BIZMOLOGY — Dollar General is advancing as the gap between the haves and have-nots widens.
With the worst recession since the Great Depression behind us, one might expect Dollar General’s appeal to consumers to decline. Not so, according to the company, which yesterday reported record results for 2012. Net income rose 24% vs. the prior year, with sales climbing 8% to $16 billion, and same-store sales rising nearly 5%.
The Tennessee-based chain plans to open 635 new stores this year, pushing its store count north of 11,000 locations nationwide. That’s after adding more than 600 stores in 2012. Indeed, the retailer is confident that the US market is capable of supporting up to 20,000 of its stores, which are relatively cheap to build and operate. Dollar General’s rapid growth puts it on par with ubiquitous 7-Eleven, with more than 10,000 convenience stores in North America, and surpasses Walgreen, which has blanketed the US with more than 8,000 of its drugstores.

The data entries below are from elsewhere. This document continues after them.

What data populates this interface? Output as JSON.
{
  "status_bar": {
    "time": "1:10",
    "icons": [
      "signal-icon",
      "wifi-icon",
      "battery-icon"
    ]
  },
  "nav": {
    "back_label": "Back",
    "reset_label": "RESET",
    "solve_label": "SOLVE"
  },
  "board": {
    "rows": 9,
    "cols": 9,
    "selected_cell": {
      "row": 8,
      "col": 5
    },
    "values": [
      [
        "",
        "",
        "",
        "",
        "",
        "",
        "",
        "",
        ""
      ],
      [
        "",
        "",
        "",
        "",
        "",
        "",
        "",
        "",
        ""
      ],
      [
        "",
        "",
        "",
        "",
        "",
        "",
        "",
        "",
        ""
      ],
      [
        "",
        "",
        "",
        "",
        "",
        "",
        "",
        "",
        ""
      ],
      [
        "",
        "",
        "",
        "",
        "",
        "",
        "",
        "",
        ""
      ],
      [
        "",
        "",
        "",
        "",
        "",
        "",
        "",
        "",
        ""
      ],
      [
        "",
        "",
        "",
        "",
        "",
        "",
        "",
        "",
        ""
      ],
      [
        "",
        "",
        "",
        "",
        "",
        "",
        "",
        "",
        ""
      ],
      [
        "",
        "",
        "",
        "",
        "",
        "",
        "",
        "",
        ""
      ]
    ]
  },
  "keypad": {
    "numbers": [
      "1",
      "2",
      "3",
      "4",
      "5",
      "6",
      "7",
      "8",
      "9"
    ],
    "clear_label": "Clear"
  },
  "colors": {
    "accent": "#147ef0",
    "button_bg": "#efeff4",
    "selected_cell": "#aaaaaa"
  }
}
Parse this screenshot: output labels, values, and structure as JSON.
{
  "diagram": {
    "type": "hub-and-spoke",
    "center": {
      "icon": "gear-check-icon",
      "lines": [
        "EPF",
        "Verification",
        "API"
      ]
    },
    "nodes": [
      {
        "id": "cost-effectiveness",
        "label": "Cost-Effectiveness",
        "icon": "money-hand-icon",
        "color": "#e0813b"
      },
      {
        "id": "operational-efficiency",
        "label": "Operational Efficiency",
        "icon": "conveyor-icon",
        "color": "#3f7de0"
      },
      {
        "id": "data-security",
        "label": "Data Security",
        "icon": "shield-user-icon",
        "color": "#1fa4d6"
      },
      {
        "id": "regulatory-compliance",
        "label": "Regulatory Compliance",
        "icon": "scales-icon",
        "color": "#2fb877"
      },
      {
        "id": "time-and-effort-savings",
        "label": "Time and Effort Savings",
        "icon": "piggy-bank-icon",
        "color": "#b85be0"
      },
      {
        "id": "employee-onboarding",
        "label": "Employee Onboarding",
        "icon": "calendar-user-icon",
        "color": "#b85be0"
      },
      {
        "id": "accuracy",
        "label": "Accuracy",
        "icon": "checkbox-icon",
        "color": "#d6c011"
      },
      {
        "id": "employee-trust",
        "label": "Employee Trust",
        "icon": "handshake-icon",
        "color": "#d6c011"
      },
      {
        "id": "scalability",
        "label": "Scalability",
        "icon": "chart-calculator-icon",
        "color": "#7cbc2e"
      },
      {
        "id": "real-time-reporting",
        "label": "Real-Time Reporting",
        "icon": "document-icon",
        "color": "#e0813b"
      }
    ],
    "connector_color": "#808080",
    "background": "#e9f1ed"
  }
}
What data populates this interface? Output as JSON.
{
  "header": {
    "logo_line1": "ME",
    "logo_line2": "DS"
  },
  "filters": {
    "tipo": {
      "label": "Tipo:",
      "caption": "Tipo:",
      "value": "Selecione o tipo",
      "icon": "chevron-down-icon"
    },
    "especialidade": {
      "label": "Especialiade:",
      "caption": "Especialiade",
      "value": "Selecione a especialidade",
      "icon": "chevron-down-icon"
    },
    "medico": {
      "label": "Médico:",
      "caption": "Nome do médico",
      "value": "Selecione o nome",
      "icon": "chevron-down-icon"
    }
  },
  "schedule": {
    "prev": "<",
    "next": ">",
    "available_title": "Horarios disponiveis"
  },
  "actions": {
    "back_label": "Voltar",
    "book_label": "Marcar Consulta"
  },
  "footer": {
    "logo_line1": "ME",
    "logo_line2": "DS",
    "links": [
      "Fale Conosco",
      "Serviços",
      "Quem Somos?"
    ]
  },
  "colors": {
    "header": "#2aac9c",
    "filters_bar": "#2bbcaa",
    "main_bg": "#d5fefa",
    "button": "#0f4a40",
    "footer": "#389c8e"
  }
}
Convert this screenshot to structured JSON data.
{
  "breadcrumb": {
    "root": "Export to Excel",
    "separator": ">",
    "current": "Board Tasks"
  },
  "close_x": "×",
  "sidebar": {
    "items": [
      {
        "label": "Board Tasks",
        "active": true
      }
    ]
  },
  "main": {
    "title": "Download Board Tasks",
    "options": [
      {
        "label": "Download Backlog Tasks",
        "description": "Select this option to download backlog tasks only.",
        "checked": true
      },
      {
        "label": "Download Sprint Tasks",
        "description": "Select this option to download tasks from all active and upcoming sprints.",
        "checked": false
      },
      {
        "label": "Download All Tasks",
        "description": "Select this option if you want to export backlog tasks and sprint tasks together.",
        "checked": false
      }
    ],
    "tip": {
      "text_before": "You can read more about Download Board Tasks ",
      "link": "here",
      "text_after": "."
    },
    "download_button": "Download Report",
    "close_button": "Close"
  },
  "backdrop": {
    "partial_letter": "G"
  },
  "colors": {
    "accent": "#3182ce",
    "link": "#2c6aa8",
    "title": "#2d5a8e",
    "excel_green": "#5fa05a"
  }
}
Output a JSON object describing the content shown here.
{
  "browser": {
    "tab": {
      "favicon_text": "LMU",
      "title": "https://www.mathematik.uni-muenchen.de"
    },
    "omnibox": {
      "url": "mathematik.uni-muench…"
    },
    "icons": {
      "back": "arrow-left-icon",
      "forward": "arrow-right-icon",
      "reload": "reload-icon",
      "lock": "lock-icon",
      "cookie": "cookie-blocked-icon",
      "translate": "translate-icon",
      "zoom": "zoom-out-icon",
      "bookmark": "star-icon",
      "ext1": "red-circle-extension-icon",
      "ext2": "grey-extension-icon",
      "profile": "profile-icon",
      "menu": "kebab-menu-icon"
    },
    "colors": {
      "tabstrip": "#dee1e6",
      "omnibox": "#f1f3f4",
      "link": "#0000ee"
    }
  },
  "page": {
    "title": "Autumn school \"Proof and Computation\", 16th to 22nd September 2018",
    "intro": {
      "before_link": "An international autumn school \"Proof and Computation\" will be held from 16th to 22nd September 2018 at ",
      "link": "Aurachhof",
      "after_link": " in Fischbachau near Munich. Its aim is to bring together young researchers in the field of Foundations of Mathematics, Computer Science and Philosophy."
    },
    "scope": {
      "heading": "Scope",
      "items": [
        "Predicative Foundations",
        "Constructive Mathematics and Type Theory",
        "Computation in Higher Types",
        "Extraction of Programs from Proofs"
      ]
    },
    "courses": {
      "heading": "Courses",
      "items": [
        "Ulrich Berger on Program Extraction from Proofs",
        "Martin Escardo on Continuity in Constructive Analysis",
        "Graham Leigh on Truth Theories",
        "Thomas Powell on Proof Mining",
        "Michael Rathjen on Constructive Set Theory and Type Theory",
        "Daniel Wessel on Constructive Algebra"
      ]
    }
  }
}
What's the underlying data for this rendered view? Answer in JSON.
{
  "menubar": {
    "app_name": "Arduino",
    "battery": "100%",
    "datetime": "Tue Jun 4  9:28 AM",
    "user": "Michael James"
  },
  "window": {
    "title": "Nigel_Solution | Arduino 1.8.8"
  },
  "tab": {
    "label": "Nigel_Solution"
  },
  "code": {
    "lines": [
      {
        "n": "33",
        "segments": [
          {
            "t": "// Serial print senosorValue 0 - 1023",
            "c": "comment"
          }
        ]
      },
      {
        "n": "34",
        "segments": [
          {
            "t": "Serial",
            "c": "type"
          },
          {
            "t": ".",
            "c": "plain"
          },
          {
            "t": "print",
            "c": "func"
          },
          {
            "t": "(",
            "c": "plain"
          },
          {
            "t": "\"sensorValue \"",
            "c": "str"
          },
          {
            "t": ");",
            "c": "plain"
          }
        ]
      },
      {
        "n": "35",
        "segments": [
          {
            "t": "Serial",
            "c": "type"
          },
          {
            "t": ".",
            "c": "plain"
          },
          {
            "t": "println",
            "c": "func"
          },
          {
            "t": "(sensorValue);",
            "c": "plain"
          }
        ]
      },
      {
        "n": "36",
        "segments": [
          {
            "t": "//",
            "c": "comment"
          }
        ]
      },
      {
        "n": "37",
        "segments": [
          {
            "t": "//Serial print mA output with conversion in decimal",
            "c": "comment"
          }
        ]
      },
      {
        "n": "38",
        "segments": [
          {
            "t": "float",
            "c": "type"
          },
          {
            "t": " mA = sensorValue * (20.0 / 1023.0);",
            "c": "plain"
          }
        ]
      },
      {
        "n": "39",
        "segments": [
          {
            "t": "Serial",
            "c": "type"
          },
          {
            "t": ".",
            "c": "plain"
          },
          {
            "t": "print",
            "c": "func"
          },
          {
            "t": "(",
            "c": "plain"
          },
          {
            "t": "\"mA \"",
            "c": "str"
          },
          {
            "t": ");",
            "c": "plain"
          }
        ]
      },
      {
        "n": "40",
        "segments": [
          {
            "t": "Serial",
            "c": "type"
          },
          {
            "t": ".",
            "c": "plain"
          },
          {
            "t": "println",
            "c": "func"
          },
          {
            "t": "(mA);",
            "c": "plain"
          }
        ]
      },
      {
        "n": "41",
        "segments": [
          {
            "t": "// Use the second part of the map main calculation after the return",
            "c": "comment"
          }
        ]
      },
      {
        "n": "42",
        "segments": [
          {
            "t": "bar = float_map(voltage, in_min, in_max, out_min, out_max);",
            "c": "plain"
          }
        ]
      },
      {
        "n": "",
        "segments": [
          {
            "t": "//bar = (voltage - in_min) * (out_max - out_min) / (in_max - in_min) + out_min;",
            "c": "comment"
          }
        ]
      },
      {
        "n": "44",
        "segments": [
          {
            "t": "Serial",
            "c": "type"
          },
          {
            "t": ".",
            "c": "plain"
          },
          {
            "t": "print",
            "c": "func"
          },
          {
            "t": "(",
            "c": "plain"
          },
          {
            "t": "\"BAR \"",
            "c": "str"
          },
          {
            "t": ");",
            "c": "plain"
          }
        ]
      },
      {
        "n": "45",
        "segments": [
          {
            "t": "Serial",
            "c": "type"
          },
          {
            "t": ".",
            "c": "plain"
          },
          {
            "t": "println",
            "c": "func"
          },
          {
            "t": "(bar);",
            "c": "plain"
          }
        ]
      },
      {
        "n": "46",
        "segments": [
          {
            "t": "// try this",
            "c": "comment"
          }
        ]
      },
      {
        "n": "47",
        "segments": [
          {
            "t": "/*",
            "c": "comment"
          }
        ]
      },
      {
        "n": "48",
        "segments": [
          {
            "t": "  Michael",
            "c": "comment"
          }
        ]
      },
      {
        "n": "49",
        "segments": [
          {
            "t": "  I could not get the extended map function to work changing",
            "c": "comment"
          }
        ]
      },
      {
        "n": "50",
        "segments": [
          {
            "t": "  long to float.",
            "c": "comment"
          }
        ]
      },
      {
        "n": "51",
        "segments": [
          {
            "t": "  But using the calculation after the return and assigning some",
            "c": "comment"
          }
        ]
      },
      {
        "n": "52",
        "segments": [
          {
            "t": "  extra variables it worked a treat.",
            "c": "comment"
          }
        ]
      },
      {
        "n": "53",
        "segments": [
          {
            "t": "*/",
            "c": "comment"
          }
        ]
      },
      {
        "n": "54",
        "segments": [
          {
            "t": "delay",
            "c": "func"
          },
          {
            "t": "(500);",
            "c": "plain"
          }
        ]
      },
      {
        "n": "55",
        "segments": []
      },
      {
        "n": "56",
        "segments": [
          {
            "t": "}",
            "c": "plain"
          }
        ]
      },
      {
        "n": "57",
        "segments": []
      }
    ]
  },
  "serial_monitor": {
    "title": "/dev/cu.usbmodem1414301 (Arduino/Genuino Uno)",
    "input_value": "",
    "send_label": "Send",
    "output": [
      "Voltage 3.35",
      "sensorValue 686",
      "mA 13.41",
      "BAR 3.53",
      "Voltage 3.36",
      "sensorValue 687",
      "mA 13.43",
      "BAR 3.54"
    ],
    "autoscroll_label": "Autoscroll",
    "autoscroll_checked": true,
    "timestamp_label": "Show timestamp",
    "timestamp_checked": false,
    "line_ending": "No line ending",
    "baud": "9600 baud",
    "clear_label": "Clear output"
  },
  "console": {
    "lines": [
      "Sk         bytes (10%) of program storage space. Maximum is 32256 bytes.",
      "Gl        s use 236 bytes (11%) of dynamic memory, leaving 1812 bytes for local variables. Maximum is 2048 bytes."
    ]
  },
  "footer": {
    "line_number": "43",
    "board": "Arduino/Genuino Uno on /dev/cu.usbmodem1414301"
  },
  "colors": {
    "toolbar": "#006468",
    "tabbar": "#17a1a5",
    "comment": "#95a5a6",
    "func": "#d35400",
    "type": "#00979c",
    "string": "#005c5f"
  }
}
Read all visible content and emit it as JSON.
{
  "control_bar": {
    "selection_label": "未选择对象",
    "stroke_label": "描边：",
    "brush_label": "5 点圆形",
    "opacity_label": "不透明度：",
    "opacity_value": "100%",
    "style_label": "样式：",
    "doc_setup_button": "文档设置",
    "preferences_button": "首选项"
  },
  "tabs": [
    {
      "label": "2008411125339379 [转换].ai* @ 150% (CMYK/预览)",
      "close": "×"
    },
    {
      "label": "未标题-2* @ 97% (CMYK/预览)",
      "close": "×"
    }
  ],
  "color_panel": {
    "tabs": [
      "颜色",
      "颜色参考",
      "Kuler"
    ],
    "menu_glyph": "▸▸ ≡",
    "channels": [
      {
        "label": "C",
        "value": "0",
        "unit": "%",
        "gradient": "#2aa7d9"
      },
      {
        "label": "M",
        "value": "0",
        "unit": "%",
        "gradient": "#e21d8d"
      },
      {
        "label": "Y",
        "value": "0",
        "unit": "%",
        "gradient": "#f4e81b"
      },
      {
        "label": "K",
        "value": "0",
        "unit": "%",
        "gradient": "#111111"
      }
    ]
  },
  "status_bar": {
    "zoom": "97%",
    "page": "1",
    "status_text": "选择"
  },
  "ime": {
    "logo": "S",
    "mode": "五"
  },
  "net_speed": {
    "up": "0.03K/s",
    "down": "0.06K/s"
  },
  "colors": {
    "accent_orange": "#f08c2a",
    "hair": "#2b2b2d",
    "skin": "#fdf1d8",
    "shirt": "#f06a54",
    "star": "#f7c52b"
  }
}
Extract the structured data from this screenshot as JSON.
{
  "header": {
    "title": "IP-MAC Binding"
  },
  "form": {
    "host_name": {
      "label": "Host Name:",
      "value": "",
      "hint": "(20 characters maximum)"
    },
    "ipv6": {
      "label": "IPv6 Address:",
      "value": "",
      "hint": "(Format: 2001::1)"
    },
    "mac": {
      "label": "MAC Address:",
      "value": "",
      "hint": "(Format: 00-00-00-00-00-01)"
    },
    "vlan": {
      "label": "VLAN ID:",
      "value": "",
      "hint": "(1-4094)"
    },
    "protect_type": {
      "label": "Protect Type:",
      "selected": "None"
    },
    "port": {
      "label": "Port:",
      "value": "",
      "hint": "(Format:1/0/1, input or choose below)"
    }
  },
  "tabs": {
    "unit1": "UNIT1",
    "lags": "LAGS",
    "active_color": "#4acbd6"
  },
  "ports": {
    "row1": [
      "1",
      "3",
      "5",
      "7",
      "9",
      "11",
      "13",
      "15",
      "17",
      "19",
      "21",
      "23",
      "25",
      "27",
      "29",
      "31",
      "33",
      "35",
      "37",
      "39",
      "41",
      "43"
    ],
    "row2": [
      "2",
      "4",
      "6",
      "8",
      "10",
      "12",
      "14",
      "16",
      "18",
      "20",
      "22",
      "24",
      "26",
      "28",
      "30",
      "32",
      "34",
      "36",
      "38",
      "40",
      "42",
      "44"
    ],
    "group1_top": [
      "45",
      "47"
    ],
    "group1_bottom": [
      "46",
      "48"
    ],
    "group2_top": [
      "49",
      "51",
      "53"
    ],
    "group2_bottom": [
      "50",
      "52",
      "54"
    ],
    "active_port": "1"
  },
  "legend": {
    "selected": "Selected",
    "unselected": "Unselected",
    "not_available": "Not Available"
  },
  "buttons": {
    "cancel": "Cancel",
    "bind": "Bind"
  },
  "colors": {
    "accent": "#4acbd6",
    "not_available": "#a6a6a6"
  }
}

Dollar General is uniquely well positioned to capitalize on current trends in retailing and the economy. “We grew our market share and invested strategically to continue to win with our customers,” said CEO Rick Dreiling, commenting on last year’s strong results. Its core customer is the economically challenged consumer who continues to trade down (from supermarkets, drugstores, and other discount chains, including Wal-Mart) despite the upturn in the economy. “That customer continues to be one of the segments that we continue to grow, so we’re very, very bullish about 2013,” Dreiling adds.
Structural changes in the US economy (including the erosion of a middle-class standard of living) and a smart and simple business model make Dollar General a lot less cyclical than many other retailers. 2012 marked the chain’s 23rd consecutive year of same-store sales growth with no slowdown in sight.